Quelles universités accueillent le plus de Français à Munich ?
Deux noms concentrent la majorité des Français : la LMU, l’université Ludwig-Maximilian, et la TUM, l’université technique, référence européenne pour les ingénieurs. Beaucoup y arrivent en Erasmus ou en double diplôme d’école d’ingénieur, un profil que couvre notre guide de la mutuelle en grande école. Les deux sont publiques et sans frais de scolarité : tu règles seulement un Semesterbeitrag de quelques centaines d’euros par semestre, qui finance souvent ton abonnement de transport.
Dans les deux cas, la même règle bloque ton inscription : impossible de t’immatriculer sans preuve d’assurance maladie. Ta carte européenne suffit sur le fond, mais l’université veut qu’une caisse publique allemande la valide et lui envoie une attestation numérique. Tu présentes ta carte à l’AOK ou à la TK, tu indiques ton université, et la caisse transmet le feu vert directement à l’établissement. À la LMU, tu lui donnes même le numéro d’expéditeur de l’université, le H0001279, pour que le message arrive au bon guichet. La TUM, elle, te demande de t’y prendre deux semaines avant la rentrée, le temps que la caisse traite ton dossier. La rentrée principale, le Wintersemester, démarre en octobre : cale ta demande de dispense pour fin septembre au plus tard, sinon ton dossier reste gelé. Le mécanisme de dispense allemand, la fameuse Befreiung, on le déroule pas à pas dans notre guide de l’assurance en Allemagne.
Où te faire soigner quand tu es étudiant à Munich ?
Avec ta carte européenne, tu es soigné comme un assuré local dans le public : le généraliste ne te coûte rien. Reste à savoir qui appeler. Le réflexe munichois, c’est le 116117, le service de garde médicale de toute la Bavière, joignable jour et nuit. Il t’oriente vers un cabinet, cale un rendez-vous, ou t’indique la garde ouverte le soir et le week-end, à Schwabing, Neuperlach ou Harlaching. Un bémol : la ligne ne parle qu’allemand.

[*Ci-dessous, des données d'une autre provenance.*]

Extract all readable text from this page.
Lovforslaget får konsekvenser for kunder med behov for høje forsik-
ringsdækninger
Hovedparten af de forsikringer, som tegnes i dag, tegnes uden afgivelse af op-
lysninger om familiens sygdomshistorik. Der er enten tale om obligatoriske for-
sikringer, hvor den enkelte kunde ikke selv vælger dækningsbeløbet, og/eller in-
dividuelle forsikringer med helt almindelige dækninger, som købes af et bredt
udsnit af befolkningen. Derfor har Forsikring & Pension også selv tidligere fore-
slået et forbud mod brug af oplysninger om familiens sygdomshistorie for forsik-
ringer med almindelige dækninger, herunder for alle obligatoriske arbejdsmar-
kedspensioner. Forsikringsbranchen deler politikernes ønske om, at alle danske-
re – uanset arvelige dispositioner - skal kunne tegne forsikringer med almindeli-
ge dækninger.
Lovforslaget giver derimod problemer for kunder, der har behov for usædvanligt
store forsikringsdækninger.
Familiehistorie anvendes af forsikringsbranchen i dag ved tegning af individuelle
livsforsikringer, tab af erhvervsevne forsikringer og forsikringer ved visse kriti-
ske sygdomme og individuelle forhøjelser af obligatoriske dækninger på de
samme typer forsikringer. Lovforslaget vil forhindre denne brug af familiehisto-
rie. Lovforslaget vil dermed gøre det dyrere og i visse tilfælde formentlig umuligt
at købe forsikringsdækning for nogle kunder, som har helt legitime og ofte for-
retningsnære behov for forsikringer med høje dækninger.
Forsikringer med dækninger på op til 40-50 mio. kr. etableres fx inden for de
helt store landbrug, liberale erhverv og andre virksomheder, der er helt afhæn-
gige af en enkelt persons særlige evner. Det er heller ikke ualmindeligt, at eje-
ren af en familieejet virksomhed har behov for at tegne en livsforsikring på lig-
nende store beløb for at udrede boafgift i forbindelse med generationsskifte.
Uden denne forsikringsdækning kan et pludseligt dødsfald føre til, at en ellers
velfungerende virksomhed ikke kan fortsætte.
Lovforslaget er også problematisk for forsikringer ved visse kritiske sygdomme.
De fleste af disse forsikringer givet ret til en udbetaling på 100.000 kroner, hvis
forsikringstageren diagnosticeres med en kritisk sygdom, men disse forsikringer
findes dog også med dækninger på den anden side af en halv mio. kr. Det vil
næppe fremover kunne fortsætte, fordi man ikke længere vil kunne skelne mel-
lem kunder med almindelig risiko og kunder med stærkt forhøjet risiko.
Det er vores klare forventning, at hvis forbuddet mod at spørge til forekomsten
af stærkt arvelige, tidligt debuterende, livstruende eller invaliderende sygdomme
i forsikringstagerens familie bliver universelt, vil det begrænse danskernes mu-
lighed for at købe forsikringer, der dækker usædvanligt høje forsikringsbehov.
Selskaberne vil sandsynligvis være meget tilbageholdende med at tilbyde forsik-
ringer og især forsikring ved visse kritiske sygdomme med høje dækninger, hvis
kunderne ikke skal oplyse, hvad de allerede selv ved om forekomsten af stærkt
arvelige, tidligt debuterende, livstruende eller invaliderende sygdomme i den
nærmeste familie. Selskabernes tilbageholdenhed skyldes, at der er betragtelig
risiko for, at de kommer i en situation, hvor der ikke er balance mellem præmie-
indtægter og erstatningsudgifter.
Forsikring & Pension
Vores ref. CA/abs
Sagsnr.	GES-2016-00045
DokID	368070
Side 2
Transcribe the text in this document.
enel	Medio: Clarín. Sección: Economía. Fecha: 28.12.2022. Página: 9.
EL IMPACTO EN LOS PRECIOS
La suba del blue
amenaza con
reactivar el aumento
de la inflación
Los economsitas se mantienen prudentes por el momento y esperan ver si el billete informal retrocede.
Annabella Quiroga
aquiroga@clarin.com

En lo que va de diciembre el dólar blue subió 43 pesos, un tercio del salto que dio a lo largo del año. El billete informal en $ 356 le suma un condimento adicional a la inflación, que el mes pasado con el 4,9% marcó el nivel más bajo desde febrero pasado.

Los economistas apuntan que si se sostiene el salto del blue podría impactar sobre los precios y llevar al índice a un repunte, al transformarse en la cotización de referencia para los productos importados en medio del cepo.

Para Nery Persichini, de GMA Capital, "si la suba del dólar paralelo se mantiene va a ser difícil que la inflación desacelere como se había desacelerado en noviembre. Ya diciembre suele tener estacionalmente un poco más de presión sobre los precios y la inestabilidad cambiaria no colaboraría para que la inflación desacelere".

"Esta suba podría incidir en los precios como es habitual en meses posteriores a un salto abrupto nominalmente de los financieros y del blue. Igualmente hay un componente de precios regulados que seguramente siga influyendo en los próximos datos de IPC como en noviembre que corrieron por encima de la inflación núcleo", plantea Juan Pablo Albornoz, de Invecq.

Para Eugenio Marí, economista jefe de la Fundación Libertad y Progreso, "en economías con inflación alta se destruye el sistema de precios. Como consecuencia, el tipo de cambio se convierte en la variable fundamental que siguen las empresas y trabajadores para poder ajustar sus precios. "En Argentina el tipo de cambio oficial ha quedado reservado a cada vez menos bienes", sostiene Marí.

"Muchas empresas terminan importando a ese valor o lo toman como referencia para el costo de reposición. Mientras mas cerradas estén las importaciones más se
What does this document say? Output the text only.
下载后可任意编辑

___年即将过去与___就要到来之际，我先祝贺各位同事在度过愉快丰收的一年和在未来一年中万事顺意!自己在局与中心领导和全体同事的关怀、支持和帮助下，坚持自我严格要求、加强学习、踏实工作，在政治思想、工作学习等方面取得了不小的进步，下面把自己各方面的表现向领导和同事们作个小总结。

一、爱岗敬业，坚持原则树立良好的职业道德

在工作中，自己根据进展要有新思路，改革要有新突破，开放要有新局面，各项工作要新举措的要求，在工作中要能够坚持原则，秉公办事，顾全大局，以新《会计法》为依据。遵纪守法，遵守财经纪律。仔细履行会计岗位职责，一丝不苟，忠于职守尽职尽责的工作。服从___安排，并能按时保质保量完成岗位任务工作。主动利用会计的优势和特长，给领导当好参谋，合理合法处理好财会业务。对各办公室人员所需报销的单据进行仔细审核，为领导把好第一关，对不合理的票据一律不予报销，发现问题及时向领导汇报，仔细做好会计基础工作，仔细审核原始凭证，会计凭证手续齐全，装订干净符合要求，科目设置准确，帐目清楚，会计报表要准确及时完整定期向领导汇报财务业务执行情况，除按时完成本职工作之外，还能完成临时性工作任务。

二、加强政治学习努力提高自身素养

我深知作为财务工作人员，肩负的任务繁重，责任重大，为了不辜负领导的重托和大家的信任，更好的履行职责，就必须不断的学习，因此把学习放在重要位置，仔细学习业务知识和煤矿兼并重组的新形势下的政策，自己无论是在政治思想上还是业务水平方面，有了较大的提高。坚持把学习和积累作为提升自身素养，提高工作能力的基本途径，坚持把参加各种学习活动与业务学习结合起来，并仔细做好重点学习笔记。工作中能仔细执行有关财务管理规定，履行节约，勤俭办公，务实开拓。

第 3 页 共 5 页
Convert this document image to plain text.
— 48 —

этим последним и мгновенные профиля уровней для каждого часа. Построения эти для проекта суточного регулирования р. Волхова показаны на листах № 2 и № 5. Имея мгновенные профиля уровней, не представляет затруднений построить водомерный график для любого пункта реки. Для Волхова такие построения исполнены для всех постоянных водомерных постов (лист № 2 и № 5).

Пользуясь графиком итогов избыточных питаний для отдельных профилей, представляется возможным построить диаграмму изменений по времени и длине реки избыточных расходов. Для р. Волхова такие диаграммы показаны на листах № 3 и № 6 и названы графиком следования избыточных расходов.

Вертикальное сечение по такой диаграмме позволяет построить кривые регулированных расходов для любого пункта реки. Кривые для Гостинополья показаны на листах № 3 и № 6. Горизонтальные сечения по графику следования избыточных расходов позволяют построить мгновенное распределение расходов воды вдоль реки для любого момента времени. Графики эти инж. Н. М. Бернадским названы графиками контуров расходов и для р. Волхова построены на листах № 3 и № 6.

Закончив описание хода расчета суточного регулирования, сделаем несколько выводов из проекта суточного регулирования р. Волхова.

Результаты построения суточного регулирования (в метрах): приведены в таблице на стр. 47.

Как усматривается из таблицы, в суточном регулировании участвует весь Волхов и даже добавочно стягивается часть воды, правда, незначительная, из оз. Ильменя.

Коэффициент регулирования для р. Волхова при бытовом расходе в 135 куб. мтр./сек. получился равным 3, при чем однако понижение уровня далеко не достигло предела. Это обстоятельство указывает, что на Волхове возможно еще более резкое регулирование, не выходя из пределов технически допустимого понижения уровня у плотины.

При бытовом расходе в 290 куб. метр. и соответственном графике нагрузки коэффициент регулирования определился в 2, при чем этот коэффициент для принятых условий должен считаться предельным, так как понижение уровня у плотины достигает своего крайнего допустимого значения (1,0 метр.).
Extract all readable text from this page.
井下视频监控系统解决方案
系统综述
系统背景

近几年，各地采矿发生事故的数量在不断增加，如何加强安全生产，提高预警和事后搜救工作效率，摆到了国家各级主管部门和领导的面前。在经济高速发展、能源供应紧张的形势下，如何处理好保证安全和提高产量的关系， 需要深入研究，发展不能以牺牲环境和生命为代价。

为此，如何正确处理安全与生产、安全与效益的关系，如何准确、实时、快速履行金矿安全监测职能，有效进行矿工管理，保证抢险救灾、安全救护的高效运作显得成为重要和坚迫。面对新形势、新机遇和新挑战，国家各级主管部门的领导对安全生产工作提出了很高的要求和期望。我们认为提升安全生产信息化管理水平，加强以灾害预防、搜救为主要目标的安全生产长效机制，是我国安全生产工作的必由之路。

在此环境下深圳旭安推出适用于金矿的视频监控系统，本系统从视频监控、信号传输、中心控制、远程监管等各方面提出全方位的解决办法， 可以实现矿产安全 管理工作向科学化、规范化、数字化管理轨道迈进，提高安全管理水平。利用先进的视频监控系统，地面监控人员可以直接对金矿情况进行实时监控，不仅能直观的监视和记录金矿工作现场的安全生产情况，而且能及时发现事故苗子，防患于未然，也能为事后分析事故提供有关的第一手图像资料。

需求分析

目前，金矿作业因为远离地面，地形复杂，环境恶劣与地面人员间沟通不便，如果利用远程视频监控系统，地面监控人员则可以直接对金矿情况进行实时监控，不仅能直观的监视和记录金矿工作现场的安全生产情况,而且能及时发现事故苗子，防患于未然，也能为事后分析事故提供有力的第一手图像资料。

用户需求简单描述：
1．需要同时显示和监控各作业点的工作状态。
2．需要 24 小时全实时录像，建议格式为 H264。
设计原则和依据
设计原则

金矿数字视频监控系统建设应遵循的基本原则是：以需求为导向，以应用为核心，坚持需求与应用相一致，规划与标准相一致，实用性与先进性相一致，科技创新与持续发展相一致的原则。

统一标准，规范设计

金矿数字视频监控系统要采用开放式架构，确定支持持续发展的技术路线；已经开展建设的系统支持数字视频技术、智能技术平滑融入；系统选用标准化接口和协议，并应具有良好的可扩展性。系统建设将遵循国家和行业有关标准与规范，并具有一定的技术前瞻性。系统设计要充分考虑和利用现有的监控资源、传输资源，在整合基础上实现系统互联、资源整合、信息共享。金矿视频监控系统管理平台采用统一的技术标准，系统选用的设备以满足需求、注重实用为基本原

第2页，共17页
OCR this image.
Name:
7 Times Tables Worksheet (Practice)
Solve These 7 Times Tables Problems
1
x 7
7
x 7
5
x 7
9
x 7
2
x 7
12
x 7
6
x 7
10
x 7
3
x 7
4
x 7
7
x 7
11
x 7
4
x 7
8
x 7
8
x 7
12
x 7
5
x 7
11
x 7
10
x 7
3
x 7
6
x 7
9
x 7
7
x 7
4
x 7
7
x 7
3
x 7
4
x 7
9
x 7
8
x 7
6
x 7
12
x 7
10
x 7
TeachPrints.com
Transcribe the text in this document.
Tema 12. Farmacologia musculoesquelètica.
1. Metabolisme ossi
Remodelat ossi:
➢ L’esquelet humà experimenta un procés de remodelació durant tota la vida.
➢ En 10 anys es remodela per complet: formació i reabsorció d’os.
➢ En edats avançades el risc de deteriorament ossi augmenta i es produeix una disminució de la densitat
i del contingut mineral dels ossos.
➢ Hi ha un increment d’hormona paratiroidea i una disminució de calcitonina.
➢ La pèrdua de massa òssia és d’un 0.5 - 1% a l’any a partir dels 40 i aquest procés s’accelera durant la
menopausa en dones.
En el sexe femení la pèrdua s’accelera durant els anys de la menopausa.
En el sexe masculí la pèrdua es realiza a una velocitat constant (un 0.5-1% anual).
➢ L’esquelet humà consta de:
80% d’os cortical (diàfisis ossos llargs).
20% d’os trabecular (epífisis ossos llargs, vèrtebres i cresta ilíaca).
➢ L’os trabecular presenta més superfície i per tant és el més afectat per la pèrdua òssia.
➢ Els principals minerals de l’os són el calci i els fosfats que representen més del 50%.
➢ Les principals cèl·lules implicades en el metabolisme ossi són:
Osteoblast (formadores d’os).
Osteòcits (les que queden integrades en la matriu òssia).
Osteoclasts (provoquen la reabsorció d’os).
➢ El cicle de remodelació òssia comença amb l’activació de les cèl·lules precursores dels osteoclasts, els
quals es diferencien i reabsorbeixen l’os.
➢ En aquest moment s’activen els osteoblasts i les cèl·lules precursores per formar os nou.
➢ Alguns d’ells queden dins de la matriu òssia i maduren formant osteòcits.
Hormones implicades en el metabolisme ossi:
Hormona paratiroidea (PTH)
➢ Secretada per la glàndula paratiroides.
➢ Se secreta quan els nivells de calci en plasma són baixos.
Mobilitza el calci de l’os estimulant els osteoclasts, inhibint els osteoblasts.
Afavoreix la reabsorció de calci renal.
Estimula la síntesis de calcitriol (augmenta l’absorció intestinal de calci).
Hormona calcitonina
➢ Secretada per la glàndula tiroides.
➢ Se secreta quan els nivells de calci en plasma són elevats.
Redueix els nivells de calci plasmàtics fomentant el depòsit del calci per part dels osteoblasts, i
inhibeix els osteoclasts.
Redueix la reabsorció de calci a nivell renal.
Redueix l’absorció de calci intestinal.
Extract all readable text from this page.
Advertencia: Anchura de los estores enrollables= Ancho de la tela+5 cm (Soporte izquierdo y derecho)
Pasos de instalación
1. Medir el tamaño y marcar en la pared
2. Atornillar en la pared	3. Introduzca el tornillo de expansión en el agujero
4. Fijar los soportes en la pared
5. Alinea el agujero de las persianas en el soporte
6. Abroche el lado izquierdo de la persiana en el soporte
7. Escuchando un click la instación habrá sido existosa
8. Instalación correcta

Un repère à ne pas confondre : le 116117, c’est la garde de ville pour une angine un dimanche ; le 112, lui, reste réservé aux urgences vitales, un accident de vélo ou une douleur à la poitrine. Pour un simple médicament, direction l’Apotheke, la pharmacie, dont une au moins assure la permanence de nuit dans chaque secteur, à tour de rôle.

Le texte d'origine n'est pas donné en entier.